By RIA Novosti
Moscow : High-ranking U.S. and North Korean officials will meet in Geneva later Thursday in a bid to restart the country’s nuclear disarmament process after Pyongyang missed an end of year deadline.
Assistant Secretary of State Christopher Hill, the chief U.S. negotiator, is seeking reassurance from his North Korean counterpart, Kim Gye Gwan in Switzerland that Pyongyang will continue to fulfill its nuclear obligations as agreed in six party talks last year.
North Korea has told the U.S. that it will not develop its uranium enrichment program or cooperate with other countries in the nuclear sector. However, last month, Mike McConnell, director of U.S. National Intelligence, said North Korea had broken the pledge it made in 2007 to halt all nuclear activities.

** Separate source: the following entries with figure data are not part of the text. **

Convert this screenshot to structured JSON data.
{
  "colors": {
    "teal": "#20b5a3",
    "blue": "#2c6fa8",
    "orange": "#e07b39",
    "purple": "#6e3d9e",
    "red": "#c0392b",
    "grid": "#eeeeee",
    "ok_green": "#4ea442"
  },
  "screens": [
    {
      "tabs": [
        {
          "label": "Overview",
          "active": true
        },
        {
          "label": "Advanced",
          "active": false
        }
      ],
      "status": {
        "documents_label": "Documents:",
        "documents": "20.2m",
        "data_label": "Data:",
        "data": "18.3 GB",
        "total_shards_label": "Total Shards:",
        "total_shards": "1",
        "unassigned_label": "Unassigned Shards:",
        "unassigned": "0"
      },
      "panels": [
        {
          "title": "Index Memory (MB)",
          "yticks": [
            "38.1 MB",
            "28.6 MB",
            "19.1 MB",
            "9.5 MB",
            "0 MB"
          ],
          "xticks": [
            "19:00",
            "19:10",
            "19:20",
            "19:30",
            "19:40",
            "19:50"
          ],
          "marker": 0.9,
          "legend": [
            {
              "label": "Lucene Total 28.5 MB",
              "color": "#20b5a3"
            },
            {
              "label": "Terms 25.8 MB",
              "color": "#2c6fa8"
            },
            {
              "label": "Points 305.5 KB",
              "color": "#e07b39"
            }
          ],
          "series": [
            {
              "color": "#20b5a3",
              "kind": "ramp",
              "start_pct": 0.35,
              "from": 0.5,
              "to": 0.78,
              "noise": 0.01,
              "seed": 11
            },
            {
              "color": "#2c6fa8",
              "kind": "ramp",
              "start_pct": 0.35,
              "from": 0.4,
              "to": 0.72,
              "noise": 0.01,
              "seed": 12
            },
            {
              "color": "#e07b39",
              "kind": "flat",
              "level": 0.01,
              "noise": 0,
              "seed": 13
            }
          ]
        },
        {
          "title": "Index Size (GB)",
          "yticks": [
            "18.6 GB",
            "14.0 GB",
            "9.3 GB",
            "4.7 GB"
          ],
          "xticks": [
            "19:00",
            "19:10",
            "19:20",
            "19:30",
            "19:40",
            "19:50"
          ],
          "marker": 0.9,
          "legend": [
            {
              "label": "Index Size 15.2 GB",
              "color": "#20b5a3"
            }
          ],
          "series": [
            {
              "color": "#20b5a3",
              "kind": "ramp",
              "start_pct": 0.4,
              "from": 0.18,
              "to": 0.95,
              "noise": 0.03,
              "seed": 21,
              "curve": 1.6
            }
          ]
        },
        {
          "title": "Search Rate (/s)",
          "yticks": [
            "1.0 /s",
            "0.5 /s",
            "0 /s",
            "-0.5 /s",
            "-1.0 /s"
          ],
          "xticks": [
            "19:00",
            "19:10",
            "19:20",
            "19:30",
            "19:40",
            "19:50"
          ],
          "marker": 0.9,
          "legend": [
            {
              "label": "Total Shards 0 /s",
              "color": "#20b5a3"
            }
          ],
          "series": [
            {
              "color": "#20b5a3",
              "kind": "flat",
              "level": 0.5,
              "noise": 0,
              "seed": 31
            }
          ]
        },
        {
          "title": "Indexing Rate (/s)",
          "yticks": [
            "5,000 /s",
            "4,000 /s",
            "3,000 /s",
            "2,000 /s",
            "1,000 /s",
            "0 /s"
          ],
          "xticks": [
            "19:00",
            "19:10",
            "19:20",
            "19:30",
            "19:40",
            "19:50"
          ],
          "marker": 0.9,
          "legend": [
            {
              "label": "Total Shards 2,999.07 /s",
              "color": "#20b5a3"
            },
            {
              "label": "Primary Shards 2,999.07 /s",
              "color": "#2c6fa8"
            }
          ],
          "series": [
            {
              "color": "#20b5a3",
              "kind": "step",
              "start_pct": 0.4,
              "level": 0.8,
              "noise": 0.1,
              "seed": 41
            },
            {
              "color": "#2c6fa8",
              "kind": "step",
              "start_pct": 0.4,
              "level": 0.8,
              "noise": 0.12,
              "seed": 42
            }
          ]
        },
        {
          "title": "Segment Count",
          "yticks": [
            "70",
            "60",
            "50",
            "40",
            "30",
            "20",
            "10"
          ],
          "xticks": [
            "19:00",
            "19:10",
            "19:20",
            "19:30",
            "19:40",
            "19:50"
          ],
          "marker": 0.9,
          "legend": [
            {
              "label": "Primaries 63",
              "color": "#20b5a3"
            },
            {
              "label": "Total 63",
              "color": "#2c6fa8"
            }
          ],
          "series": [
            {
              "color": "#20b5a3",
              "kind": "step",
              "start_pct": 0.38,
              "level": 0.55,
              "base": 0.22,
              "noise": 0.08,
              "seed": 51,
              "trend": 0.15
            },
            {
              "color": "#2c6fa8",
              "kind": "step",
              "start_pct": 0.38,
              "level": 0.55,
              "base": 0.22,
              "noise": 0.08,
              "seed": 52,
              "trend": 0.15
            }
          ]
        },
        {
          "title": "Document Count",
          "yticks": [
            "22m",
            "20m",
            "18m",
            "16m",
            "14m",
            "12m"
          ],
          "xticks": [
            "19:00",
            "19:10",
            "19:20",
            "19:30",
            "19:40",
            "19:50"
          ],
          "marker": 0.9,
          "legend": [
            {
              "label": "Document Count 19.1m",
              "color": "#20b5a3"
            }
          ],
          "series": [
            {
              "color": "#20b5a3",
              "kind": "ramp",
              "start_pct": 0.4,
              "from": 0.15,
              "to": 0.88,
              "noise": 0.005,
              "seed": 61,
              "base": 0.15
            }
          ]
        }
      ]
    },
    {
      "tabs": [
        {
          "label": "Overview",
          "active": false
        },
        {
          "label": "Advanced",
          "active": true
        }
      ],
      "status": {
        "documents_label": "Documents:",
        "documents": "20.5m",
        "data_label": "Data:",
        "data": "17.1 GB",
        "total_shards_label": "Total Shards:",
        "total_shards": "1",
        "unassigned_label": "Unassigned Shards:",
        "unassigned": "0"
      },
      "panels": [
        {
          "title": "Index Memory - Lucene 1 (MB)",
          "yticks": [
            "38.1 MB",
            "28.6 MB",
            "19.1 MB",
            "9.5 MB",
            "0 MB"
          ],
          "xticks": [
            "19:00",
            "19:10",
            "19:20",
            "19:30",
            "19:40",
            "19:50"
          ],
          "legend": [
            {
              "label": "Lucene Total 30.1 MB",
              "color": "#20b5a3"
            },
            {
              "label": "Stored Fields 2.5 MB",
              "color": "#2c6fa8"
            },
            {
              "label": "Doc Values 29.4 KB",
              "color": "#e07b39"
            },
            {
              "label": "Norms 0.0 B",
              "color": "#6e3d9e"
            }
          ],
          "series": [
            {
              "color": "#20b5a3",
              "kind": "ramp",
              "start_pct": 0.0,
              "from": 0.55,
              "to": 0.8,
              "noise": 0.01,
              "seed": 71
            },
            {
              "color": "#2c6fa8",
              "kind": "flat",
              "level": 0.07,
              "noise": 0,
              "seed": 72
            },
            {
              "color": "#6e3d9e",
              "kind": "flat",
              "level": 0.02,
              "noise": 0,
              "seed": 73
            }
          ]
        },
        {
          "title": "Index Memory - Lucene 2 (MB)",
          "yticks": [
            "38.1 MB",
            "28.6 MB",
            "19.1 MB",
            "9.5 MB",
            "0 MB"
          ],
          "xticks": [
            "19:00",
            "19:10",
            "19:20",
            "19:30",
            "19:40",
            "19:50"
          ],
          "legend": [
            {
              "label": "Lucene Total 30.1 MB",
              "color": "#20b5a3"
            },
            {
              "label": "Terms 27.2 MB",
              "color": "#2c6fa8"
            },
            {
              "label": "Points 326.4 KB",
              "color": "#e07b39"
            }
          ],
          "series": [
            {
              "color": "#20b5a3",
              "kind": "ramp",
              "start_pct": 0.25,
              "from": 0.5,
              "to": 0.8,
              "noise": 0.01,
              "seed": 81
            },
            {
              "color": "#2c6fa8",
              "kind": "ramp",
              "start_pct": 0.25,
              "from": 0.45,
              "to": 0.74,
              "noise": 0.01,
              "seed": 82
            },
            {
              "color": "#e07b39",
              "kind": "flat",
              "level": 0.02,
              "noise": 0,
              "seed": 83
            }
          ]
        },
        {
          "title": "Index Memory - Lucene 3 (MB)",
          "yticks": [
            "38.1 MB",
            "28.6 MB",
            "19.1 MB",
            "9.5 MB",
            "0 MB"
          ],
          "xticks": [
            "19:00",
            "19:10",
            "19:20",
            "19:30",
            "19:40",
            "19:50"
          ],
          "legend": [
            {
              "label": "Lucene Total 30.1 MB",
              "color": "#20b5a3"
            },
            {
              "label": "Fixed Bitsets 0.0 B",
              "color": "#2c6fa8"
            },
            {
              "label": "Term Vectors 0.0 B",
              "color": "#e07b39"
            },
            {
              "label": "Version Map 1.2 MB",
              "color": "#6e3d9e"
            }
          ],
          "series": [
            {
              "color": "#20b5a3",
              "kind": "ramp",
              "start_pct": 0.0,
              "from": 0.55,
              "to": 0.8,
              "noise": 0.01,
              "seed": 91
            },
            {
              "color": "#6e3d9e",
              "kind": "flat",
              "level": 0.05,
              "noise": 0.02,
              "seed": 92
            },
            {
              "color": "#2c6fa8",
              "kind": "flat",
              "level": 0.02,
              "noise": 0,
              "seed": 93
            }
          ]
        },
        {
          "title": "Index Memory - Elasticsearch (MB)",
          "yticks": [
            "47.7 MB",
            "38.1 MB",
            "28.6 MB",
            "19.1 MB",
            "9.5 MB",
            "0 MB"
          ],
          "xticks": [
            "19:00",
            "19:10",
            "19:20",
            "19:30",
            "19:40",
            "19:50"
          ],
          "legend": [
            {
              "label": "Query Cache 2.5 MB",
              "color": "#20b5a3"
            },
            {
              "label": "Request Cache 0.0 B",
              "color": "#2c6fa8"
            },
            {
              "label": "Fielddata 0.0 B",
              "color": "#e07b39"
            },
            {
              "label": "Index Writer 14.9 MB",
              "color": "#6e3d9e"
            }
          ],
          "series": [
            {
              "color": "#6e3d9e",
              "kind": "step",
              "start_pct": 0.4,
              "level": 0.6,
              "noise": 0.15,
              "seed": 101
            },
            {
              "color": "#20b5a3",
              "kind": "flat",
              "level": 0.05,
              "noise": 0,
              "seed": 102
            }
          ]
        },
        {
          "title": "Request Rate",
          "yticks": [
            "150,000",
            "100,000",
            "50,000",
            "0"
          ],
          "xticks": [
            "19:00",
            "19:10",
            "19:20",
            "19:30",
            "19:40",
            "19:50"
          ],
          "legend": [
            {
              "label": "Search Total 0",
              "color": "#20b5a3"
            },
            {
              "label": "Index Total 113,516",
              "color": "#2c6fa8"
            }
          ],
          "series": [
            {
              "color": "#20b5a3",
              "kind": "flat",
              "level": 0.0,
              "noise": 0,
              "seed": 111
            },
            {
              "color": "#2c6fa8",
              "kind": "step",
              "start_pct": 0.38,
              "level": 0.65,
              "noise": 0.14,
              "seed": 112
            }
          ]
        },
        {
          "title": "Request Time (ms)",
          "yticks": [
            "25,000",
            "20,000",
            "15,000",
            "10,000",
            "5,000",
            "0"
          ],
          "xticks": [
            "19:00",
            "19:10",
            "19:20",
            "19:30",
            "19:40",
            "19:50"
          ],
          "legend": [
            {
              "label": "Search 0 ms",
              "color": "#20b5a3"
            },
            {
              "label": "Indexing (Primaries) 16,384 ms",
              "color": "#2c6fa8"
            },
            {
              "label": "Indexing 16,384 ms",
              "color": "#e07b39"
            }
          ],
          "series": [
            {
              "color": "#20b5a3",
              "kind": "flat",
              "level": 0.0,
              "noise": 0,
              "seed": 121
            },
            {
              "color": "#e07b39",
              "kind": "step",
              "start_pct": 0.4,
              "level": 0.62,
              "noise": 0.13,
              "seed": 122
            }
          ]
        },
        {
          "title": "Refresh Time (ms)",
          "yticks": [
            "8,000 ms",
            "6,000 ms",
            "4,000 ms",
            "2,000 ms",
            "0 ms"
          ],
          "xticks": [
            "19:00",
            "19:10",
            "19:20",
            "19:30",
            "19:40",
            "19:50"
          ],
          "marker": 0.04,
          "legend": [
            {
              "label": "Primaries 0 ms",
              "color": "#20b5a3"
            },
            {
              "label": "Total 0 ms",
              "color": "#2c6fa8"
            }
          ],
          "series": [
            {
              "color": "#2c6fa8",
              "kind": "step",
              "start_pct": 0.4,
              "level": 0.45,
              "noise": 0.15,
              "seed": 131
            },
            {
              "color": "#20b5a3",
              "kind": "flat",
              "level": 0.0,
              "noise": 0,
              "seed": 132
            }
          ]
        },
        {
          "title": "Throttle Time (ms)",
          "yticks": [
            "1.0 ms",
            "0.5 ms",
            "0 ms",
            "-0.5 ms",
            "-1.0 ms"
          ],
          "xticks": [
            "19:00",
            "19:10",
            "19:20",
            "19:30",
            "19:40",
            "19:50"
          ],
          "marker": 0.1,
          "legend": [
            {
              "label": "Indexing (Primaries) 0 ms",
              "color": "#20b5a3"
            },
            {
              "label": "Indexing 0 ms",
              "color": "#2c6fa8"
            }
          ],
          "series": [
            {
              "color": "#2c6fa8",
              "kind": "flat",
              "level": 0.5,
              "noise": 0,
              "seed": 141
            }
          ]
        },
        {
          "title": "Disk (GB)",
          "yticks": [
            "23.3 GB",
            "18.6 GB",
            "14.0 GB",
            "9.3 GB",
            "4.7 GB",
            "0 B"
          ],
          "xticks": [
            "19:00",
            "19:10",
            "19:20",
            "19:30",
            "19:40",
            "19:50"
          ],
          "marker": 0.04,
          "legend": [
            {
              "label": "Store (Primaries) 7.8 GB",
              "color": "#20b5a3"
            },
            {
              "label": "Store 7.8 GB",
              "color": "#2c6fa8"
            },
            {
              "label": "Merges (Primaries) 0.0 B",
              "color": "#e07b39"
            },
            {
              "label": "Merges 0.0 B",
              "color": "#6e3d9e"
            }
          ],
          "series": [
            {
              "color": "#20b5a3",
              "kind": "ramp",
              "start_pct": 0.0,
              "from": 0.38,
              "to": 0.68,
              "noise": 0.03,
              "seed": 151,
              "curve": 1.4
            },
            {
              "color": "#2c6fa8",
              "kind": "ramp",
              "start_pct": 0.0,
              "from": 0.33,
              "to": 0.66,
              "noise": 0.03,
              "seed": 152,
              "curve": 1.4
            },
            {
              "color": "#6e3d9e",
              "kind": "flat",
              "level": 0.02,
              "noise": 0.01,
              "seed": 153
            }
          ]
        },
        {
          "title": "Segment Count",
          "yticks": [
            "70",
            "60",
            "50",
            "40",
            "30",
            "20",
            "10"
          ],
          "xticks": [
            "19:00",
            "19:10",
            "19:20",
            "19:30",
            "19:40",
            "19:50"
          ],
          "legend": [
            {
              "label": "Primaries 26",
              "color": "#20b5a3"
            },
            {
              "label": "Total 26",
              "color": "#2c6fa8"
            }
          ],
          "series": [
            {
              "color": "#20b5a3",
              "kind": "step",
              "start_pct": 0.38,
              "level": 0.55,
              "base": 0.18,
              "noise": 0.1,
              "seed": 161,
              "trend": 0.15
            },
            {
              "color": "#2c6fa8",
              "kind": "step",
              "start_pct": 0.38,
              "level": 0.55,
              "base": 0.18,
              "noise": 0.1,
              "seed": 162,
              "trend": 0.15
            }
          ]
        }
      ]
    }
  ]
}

Under an agreement reached last October between the United States, Japan, Russia, China, and North and South Koreas, Pyongyang was to halt its nuclear programs and provide full information on nuclear activities by the end of 2007 in exchange for economic and political concessions. However, after the North missed the deadline, the six-way negotiations stalled.
Pyongyang has accused the U.S. of failing to strike it off the list of states sponsoring terrorism and lift trade restrictions, Washington’s obligations under the six-party deal.
Since the October deal, South Korea, China and Russia have each supplied North Korea with 50,000 metric tons of fuel oil.